Muscat – Omanis are taking major strides towards gender equality with women on a par with men in obtaining college degrees, jobs in high positions and social status. Much has changed in social life compared to even a decade ago. But gender equality for women still lags in one important aspect of life – their own homes where they continue to take on the bulk of domestic responsibilities.
Today, in what can only be termed a paradigm shift, it is common to see Omani couples of various age groups in public places together. “In 1980s and 90s, Omani men and their peers enjoyed their time out, while women had their own ladies-only activities at home. Husbands and wives were rarely seen out together in shopping malls or restaurants,” said Mohammed al Harthy, a retired private sector employee.
“Omani men are more open now than ever before. Husbands treat wives as life partners now in everything, rather than treating marriage as a business contract where men control their wives the way they want,” he added.
But in a normal scenario, Omani mothers spend almost twice as much time on housework and childcare than fathers even as they are far more likely to be working day jobs.
“The younger generation now believes that Omani traditions do not prevent women from having an equal voice in a marriage. Nowadays, men do almost everything together with their wives, be it going shopping, having evening walks or doing household chores.
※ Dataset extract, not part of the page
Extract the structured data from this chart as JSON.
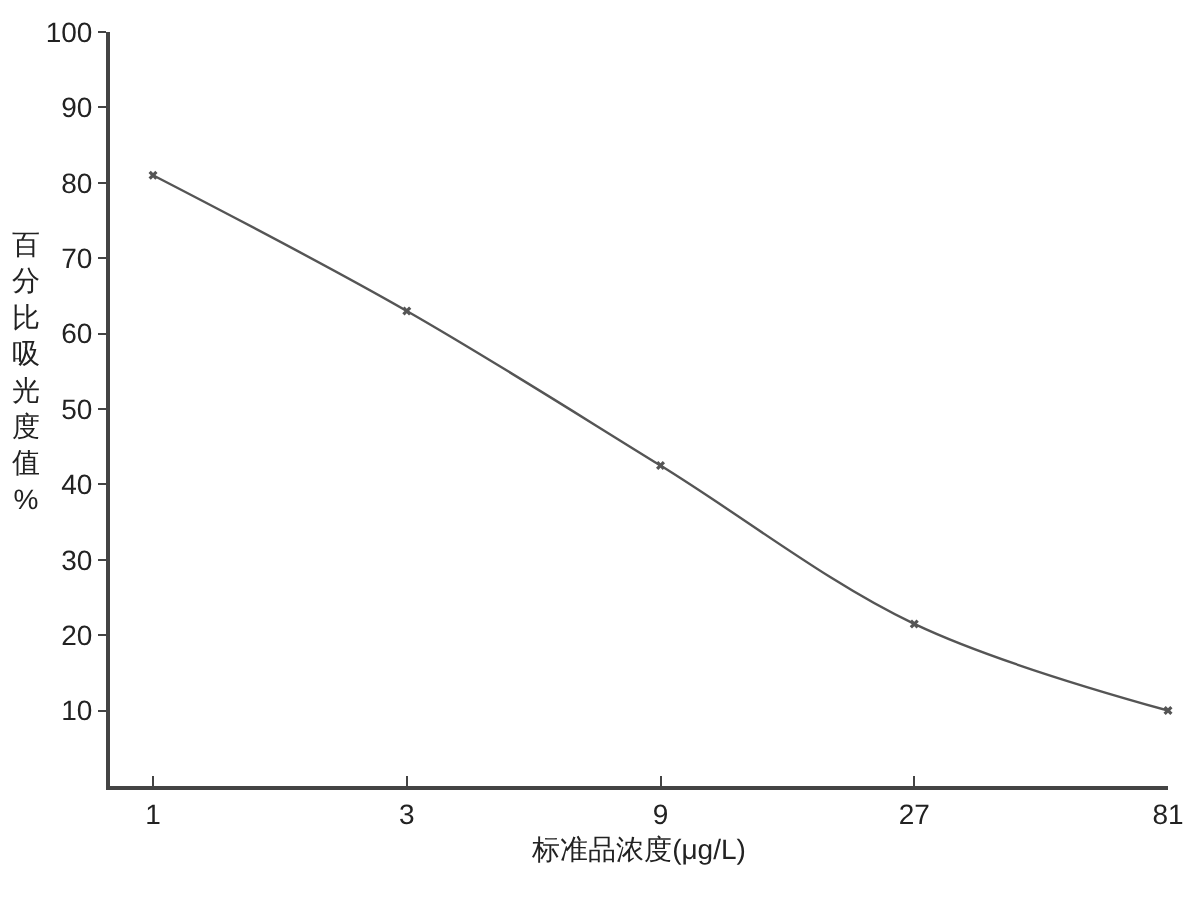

Marriage is now a shared life; it’s not just about sharing children and the house, but emotions,” said Aziza al Habsi, a mother of three and a social activist.
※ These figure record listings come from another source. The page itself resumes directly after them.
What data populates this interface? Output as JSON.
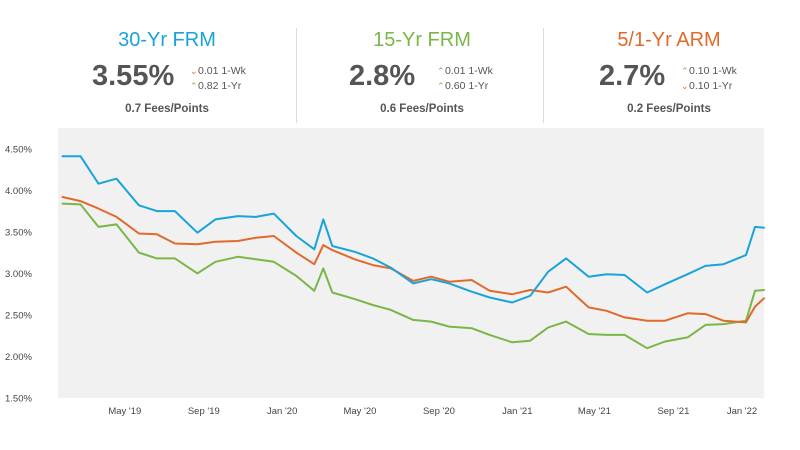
{
  "stats": [
    {
      "title": "30-Yr FRM",
      "color": "#1aa3d9",
      "rate": "3.55%",
      "week": {
        "value": "0.01",
        "label": "1-Wk",
        "direction": "down",
        "arrow": "⌄",
        "color": "#e06a2b"
      },
      "year": {
        "value": "0.82",
        "label": "1-Yr",
        "direction": "up",
        "arrow": "⌃",
        "color": "#7ab648"
      },
      "fees": "0.7 Fees/Points"
    },
    {
      "title": "15-Yr FRM",
      "color": "#7ab648",
      "rate": "2.8%",
      "week": {
        "value": "0.01",
        "label": "1-Wk",
        "direction": "up",
        "arrow": "⌃",
        "color": "#7ab648"
      },
      "year": {
        "value": "0.60",
        "label": "1-Yr",
        "direction": "up",
        "arrow": "⌃",
        "color": "#7ab648"
      },
      "fees": "0.6 Fees/Points"
    },
    {
      "title": "5/1-Yr ARM",
      "color": "#e06a2b",
      "rate": "2.7%",
      "week": {
        "value": "0.10",
        "label": "1-Wk",
        "direction": "up",
        "arrow": "⌃",
        "color": "#7ab648"
      },
      "year": {
        "value": "0.10",
        "label": "1-Yr",
        "direction": "down",
        "arrow": "⌄",
        "color": "#e06a2b"
      },
      "fees": "0.2 Fees/Points"
    }
  ],
  "chart_data": {
    "type": "line",
    "y_ticks": [
      "4.50%",
      "4.00%",
      "3.50%",
      "3.00%",
      "2.50%",
      "2.00%",
      "1.50%"
    ],
    "x_ticks": [
      "May '19",
      "Sep '19",
      "Jan '20",
      "May '20",
      "Sep '20",
      "Jan '21",
      "May '21",
      "Sep '21",
      "Jan '22"
    ],
    "ylim": [
      1.5,
      4.75
    ],
    "xlim": [
      "2019-01-31",
      "2022-02-03"
    ],
    "grid": false,
    "x": [
      "2019-02-07",
      "2019-03-07",
      "2019-04-04",
      "2019-05-02",
      "2019-06-06",
      "2019-07-04",
      "2019-08-01",
      "2019-09-05",
      "2019-10-03",
      "2019-11-07",
      "2019-12-05",
      "2020-01-02",
      "2020-02-06",
      "2020-03-05",
      "2020-03-19",
      "2020-04-02",
      "2020-05-07",
      "2020-06-04",
      "2020-07-02",
      "2020-08-06",
      "2020-09-03",
      "2020-10-01",
      "2020-11-05",
      "2020-12-03",
      "2021-01-07",
      "2021-02-04",
      "2021-03-04",
      "2021-04-01",
      "2021-05-06",
      "2021-06-03",
      "2021-07-01",
      "2021-08-05",
      "2021-09-02",
      "2021-10-07",
      "2021-11-04",
      "2021-12-02",
      "2022-01-06",
      "2022-01-20",
      "2022-02-03"
    ],
    "series": [
      {
        "name": "30-Yr FRM",
        "color": "#1aa3d9",
        "values": [
          4.41,
          4.41,
          4.08,
          4.14,
          3.82,
          3.75,
          3.75,
          3.49,
          3.65,
          3.69,
          3.68,
          3.72,
          3.45,
          3.29,
          3.65,
          3.33,
          3.26,
          3.18,
          3.07,
          2.88,
          2.93,
          2.88,
          2.78,
          2.71,
          2.65,
          2.73,
          3.02,
          3.18,
          2.96,
          2.99,
          2.98,
          2.77,
          2.87,
          2.99,
          3.09,
          3.11,
          3.22,
          3.56,
          3.55
        ]
      },
      {
        "name": "15-Yr FRM",
        "color": "#7ab648",
        "values": [
          3.84,
          3.83,
          3.56,
          3.59,
          3.25,
          3.18,
          3.18,
          3.0,
          3.14,
          3.2,
          3.17,
          3.14,
          2.97,
          2.79,
          3.06,
          2.77,
          2.69,
          2.62,
          2.56,
          2.44,
          2.42,
          2.36,
          2.34,
          2.26,
          2.17,
          2.19,
          2.35,
          2.42,
          2.27,
          2.26,
          2.26,
          2.1,
          2.18,
          2.23,
          2.38,
          2.39,
          2.43,
          2.79,
          2.8
        ]
      },
      {
        "name": "5/1-Yr ARM",
        "color": "#e06a2b",
        "values": [
          3.92,
          3.87,
          3.78,
          3.68,
          3.48,
          3.47,
          3.36,
          3.35,
          3.38,
          3.39,
          3.43,
          3.45,
          3.25,
          3.11,
          3.34,
          3.28,
          3.17,
          3.1,
          3.06,
          2.91,
          2.96,
          2.9,
          2.92,
          2.79,
          2.75,
          2.8,
          2.77,
          2.84,
          2.59,
          2.55,
          2.47,
          2.43,
          2.43,
          2.52,
          2.51,
          2.43,
          2.41,
          2.6,
          2.7
        ]
      }
    ]
  }
}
However, some are of the opinion that the social changes seen today, like couples going out for dinner or walks, has little to do with cultural change but rather improvement in facilities.
“In the recent past, we have got better facilities for couples to go out together, including better restaurants that provide good facilities with privacy as opposed to 20 years back. Also, we can find plenty of walking areas away from the main roads made specifically for this purpose. Malls too are spacious enough for couples to feel free. All these were not very common before,” said Obail al Khaldi, a retired government employee.
According to parents, the new generation of Omani boys and girls are a lot more independent now than ever before. “They are influenced by their travels abroad for studies, as well as by the media. TV shows and cinema portray such activities for couples as normal. So, they grow up with that mindset and their children also see that as normal. And as an open-minded parent, I do not see any problem with that,” said Khalfan al Obadani, a parent of five grown-up children.
On the role of women – staying at home rather than working – some men still prefer their partners to take care of the home. The husband of a housewife, who wished to remain anonymous, said that he is “perfectly” happy to have his wife at home, looking after home affairs.
“There is no particular urgency for my wife to find a job. She can be at home and depend on my income, which is enough to support the family even though it means downscaling the family lifestyle,” he said.
Last year, a study on female opportunities and achievements around the world found that the sultanate scored high in the category of Women in Entrepreneurship (92.52/100 points) and Female Access to Education (89 points). Overall, however, Oman is ranked poorly at 94 out of 100 countries in the Female Opportunity Index 2021, a study on female opportunities and achievements.
Commissioned by Germany-based Digital Bank N26 (The Female Opportunity Index 2021 –a study by N26) the study aimed at shining a light on gender equality in business, government and society. The research uncovered several existing inequalities between men and women in the workplace and beyond. The data shows levels of advancement in equality and career opportunities for women in 100 countries around the world, focusing on political and corporate leadership, gender wage gap, legal support, maternity leave and more.
Oman scored high in the Female Access to Education category, ranking 41st. It also got a high score in Women in the Academic Disciplines of Science, Technology, Engineering and Mathematics (88.2).
Norway was the highest-ranking country in the index, with high scores for political representation, corporate leadership and women’s legislation. Finland and Iceland ranked second and third.